Bundessozialgericht schiebt dem Lohndumping in der ambulanten Pflege einen Riegel vor

Am 23.3.2012 hat der Sozialhilfesenat des BSG entschieden, dass in Fällen ambulanter Pflege jedenfalls dann, wenn eine Pflegestufe festgestellt ist und Pflegesachleistungen in Anspruch genommen werden, die hauswirtschaftliche Versorgung stets nach den Tarifen, die die Pflegedienste mit den Pflegekassen vereinbaren, zu bezahlen sind – und zwar ggf. auch vom Sozialhilfeträger ( B 8 SO 1/11 R ). Im Terminsbericht führt das BSG aus: 

Zu Unrecht haben jedoch SG und LSG die Ansicht der Beklagten, den Kläger hinsichtlich einfacher hauswirtschaftlicher Versorgungen im Einzelnen auf billigere Alternativen verweisen zu können, für rechtlich zulässig erachtet. Vielmehr sind nach § 65 Abs 1 Satz 2 SGB XII die angemessenen Kosten zu übernehmen, wenn die Heranziehung einer besonderen Pflegekraft erforderlich ist. Dies ist schon dann aus rechtlichen Gründen der Fall, wenn eine nach den Vorschriften des SGB XI maßgebliche Pflegebedürftigkeit vorliegt und die Pflegekasse Pflegesachleistungen erbringt, die nach den Vorschriften des SGB XI durch zugelassene ambulante Pflegeeinrichtungen durchgeführt werden (müssen). In diesem Fall gelten die zwischen der Einrichtung und den Pflegekassen getroffenen vertraglichen Vereinbarungen grundsätzlich auch für den Sozialhilfeträger ( § 75 Abs 5 SGB XII). Vergütungen der Pflegeeinrichtung, die diesen Vereinbarungen entsprechen, sind nicht unangemessen iS des § 65 Abs 1 Satz 2 SGB XII.

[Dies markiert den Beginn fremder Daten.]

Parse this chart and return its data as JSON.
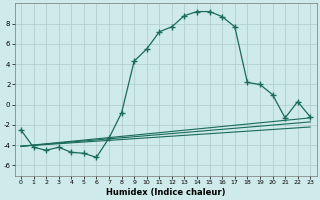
{
  "xlabel": "Humidex (Indice chaleur)",
  "bg_color": "#ceeaea",
  "grid_color": "#b0c8c8",
  "line_color": "#1a6b5a",
  "x_main": [
    0,
    1,
    2,
    3,
    4,
    5,
    6,
    7,
    8,
    9,
    10,
    11,
    12,
    13,
    14,
    15,
    16,
    17,
    18,
    19,
    20,
    21,
    22,
    23
  ],
  "y_main": [
    -2.5,
    -4.2,
    -4.5,
    -4.2,
    -4.7,
    -4.8,
    -5.2,
    -3.3,
    -0.8,
    4.3,
    5.5,
    7.2,
    7.7,
    8.8,
    9.2,
    9.2,
    8.7,
    7.7,
    2.2,
    2.0,
    1.0,
    -1.3,
    0.3,
    -1.2
  ],
  "line1_x": [
    0,
    23
  ],
  "line1_y": [
    -4.1,
    -1.3
  ],
  "line2_x": [
    0,
    23
  ],
  "line2_y": [
    -4.1,
    -1.7
  ],
  "line3_x": [
    0,
    23
  ],
  "line3_y": [
    -4.1,
    -2.2
  ],
  "ylim": [
    -7,
    10
  ],
  "xlim": [
    -0.5,
    23.5
  ],
  "yticks": [
    -6,
    -4,
    -2,
    0,
    2,
    4,
    6,
    8
  ],
  "xticks": [
    0,
    1,
    2,
    3,
    4,
    5,
    6,
    7,
    8,
    9,
    10,
    11,
    12,
    13,
    14,
    15,
    16,
    17,
    18,
    19,
    20,
    21,
    22,
    23
  ]
}
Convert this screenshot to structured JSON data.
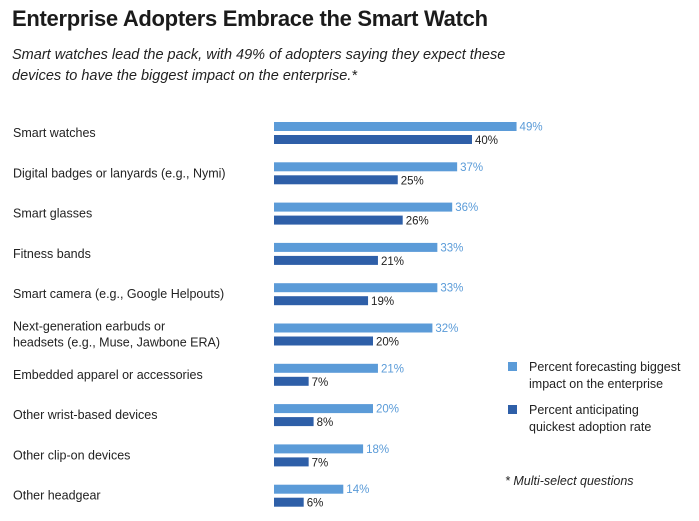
{
  "title": "Enterprise Adopters Embrace the Smart Watch",
  "subtitle": "Smart watches lead the pack, with 49% of adopters saying they expect these devices to have the biggest impact on the enterprise.*",
  "note": "* Multi-select questions",
  "colors": {
    "light": "#5b9bd8",
    "dark": "#2e5fa8"
  },
  "chart_data": {
    "type": "bar",
    "orientation": "horizontal",
    "title": "Enterprise Adopters Embrace the Smart Watch",
    "subtitle": "Smart watches lead the pack, with 49% of adopters saying they expect these devices to have the biggest impact on the enterprise.*",
    "categories": [
      [
        "Smart watches"
      ],
      [
        "Digital badges or lanyards (e.g., Nymi)"
      ],
      [
        "Smart glasses"
      ],
      [
        "Fitness bands"
      ],
      [
        "Smart camera (e.g., Google Helpouts)"
      ],
      [
        "Next-generation earbuds or",
        "headsets (e.g., Muse, Jawbone ERA)"
      ],
      [
        "Embedded apparel or accessories"
      ],
      [
        "Other wrist-based devices"
      ],
      [
        "Other clip-on devices"
      ],
      [
        "Other headgear"
      ]
    ],
    "series": [
      {
        "name": "Percent forecasting biggest impact on the enterprise",
        "name_lines": [
          "Percent forecasting biggest",
          "impact on the enterprise"
        ],
        "color": "#5b9bd8",
        "values": [
          49,
          37,
          36,
          33,
          33,
          32,
          21,
          20,
          18,
          14
        ]
      },
      {
        "name": "Percent anticipating quickest adoption rate",
        "name_lines": [
          "Percent anticipating",
          "quickest adoption rate"
        ],
        "color": "#2e5fa8",
        "values": [
          40,
          25,
          26,
          21,
          19,
          20,
          7,
          8,
          7,
          6
        ]
      }
    ],
    "value_suffix": "%",
    "xlim": [
      0,
      100
    ],
    "grid": false,
    "legend": "right"
  }
}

Die Entscheidung ist weit spektakulärer, als es den Anschein hat: Denn Sozialämter bezahlen für die hauswirtschaftliche Versorgung von Pflegebedürftigen oft nur Stundensätze von 8,50 € bis 13,50 €. Wenn man das in einen Arbeitnehmerlohn umrechnet, ergibt sich ein sittenwidrig niedriger Lohn. Die Tarife mit den Pflegekassen sehen für hauswirtschaftliche Tätigkeiten Stundensätze um 20 € vor (je nach Bundesland).

Bemerkenswert an diesem Verfahren ist auch, dass die Gerichte der ersten und der zweiten Instanz jeweils den Antrag auf Prozesskostenhilfe abschlägig beschieden haben: Der fehlten, so meinten die Instanzgerichte, die hinreichenden Erfolgsaussichten, die für Prozesskostenhilfe erforderlich sind. Siehe auch: [Artikel in der Badischen Zeitung vom 7.4.2012]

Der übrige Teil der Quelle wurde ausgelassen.